But for all of the emotional outbursts, the fact is, nobody was harmed by the adoption of the California Marriage Amendment. False assumptions or expectations may have been dampened, to be sure, but aside from the possible political aspirations of certain judges, homosexuality advocates, and Gavin Newsom, who recently dropped out of the race for California Governor, no damage was done.
Well, that's not quite true. In the aftermath, some of the sore losers attacked marriage defenders by pressuring their employers, boycotting their businesses, publicly ridiculing their religious and personal convictions, protesting outside and inside churches, and even getting violent. Some marriage neutering proponents have taken a better approach, and I welcome reasonable discussions with them about the nature of marriage, and the roles of various government entities.
[More after the jump.]
Homosexual individuals and couples have not been, as some of the anti-Amendment media implied was possible, rounded up and sent to internment camps. They have not been told to drink out of different drinking fountains or move to the back of the bus. They have not had missionaries breaking into their homes and destroying their property.

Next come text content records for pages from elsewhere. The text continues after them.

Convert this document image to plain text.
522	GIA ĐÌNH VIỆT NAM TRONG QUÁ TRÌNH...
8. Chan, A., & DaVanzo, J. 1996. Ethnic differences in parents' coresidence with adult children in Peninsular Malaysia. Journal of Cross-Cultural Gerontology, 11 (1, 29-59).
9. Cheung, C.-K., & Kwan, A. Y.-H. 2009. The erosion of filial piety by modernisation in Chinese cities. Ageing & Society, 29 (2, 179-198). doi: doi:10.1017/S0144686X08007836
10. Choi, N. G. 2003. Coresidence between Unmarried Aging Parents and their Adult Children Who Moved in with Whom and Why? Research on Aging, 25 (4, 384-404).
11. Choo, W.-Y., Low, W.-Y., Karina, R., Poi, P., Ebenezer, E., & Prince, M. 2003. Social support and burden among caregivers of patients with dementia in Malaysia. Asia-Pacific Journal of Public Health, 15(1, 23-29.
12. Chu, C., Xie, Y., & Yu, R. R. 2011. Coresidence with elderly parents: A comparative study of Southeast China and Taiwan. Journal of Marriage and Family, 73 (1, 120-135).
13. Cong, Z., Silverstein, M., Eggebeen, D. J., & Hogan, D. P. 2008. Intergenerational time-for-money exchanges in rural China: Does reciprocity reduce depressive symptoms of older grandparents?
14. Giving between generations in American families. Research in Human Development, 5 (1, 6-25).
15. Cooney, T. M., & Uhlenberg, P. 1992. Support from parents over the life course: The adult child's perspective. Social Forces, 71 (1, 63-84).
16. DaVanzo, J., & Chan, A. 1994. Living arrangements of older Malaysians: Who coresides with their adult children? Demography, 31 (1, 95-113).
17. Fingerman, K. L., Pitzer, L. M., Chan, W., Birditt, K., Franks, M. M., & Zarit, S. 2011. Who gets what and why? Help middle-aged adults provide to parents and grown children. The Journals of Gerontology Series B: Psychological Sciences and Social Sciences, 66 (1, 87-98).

Life has gone on. If two people of the same-sex have sought to have their relationship registered with the state as a domestic partnership, they have been treated, by state law, as though they are spouses. They've been able to have their ceremonies and their lives together and live as they please. Sure, two women can't get a marriage license together in California, because there isn't a groom and thus it isn't marriage. How is that any more of an injustice than someone else not being able to get any other state-issued license because the requirement is not met?
So what is it exactly that people will be protesting?
That we, the people of California, took back what a court improperly took away from us. Remember, when you see the protests and the opinion pieces, and all of the fuss, that these are people who want to deny you your vote. These are people who tried to use a court to force you to do something you didn’t want to do, against your religion, against nature, against history, against your intuition, and when you said "no", a lot of them acted like spoiled brats. Spoiled brats are pitiable, but when they get power, they are dangerous. We were better off not giving them the power over marriage. Contrary to their assertions of being subjected to the tyranny of the majority, what we did was protect ourselves from tyranny by a minority.
Californians did the right thing, despite having the deck stacked against them by the ballot language and by "representatives" who chose to ignore the majority. That is cause for celebration.